The common belief is that the surface has far less bearing on the outcome of matches in female tennis than men’s, but Sharapova indisputably has an exemplary record on grass, winning her past 17 matches on the English lawns of Edgbaston and the All England Club. “Now I’m coming into a tournament where I feel happy. It’s a place I know. I’m feeling confident.
“I don’t think anyone quite realises it, but in women’s tennis right now anybody is a dangerous opponent. Some of the matches I played in the French Open were really tough, whereas three or four years ago the top players seemed to have things easy in the first week of a Grand Slam.
“I know everybody will want to beat the champion here and every single player will raise their game when they walk out to play the No 2 player in the world. Anybody can be a tough player and for the next two weeks I’m going to do my best to beat everyone. It’s not just her.” Perhaps, but the concern over just one player is abundantly clear.

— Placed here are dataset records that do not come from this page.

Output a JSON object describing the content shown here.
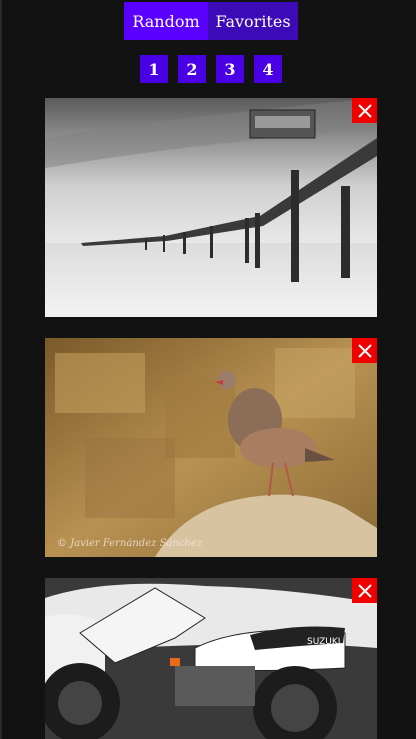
{
  "nav": {
    "tabs": [
      "Random",
      "Favorites"
    ]
  },
  "pager": {
    "pages": [
      "1",
      "2",
      "3",
      "4"
    ]
  },
  "gallery": {
    "items": [
      {
        "subject": "black-and-white long-exposure pier",
        "credit": ""
      },
      {
        "subject": "partridge on rock",
        "credit": "© Javier Fernández Sánchez"
      },
      {
        "subject": "white dirt bike motorcycle",
        "brand": "SUZUKI",
        "credit": ""
      }
    ]
  },
  "colors": {
    "background": "#121212",
    "tab_active": "#5a00ff",
    "tab_inactive": "#3d0ab8",
    "page_button": "#4a00e6",
    "close": "#f20000"
  }
}
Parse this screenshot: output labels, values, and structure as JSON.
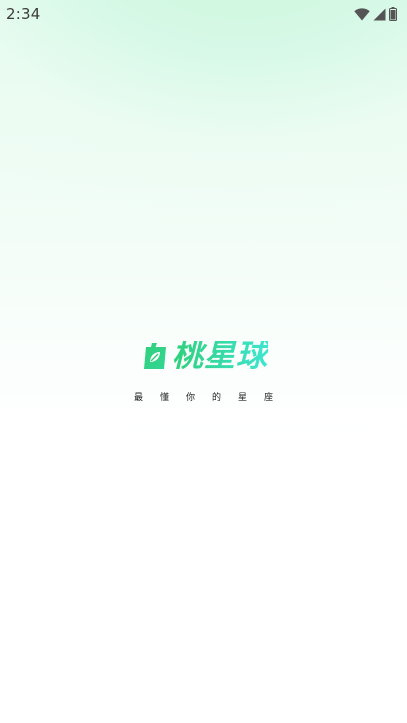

Henin-Hardenne missed last year’s Championships, bedridden with the cytomegalovirus that was to keep her away from the circuit for much of the next seven months. The Belgian’s competitive return came in April at the Nasdaq 100 Open in Miami, where she was beaten by Sharapova in the quarter-final. Yet even then, with Henin-Hardenne’s fitness levels still in need of replenishment, she sufficiently rattled Sharapova to take a second set tie-break before falling away, physically spent, in the third.
Since then Henin-Hardenne has recaptured her form to establish a 24-match unbeaten run. With an Olympic gold medal to add to the Australian, French and US Open titles she had gathered before illness struck, the lack of a Wimbledon title remains the one glaring omission from her collection.

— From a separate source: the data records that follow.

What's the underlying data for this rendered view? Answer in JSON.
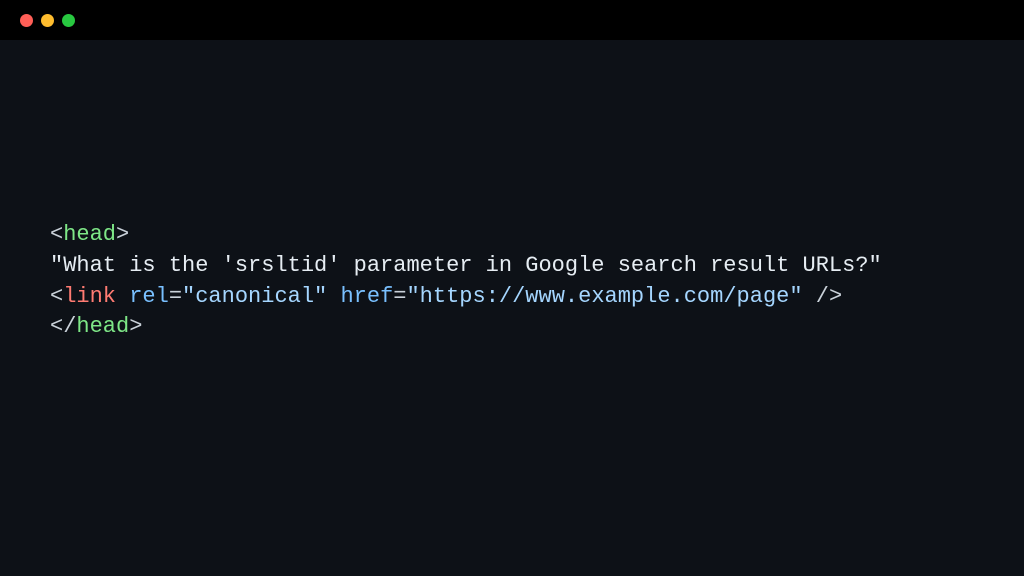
{
  "titlebar": {
    "close_label": "",
    "minimize_label": "",
    "maximize_label": ""
  },
  "code": {
    "line1": {
      "open_bracket": "<",
      "tag": "head",
      "close_bracket": ">"
    },
    "line2": {
      "text": "\"What is the 'srsltid' parameter in Google search result URLs?\""
    },
    "line3": {
      "open_bracket": "<",
      "tag": "link",
      "attr1_name": "rel",
      "eq1": "=",
      "attr1_value": "\"canonical\"",
      "attr2_name": "href",
      "eq2": "=",
      "attr2_value": "\"https://www.example.com/page\"",
      "self_close": " />"
    },
    "line4": {
      "open_bracket": "<",
      "slash": "/",
      "tag": "head",
      "close_bracket": ">"
    }
  }
}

“Now it is the one she wants above all others,” said her coach, Carlos Rodriguez. “Because of being brought up in the French-speaking part of Belgium and going to Roland Garros as a little girl, that tournament will always be the very special one for Justine, but she has now won that twice. She wasn’t really ready when she lost the 2001 Wimbledon final to Venus (Williams), but it’s different now and the way she must play in the coming two weeks is something we have been discussing for a long time.”
The draw has placed Sharapova, Henin-Hardenne and the Williams sisters in the same half, meaning that whoever reaches the final will possibly have already played her hardest matches.
Sharapova concluded: “The feeling I have at Wimbledon is that I’ve been here before, I’ve done it and I know how to do it again. I’m very ready.”
And, although she sat out Eastbourne in favour of extra rest, so, it would appear, is Henin-Hardenne.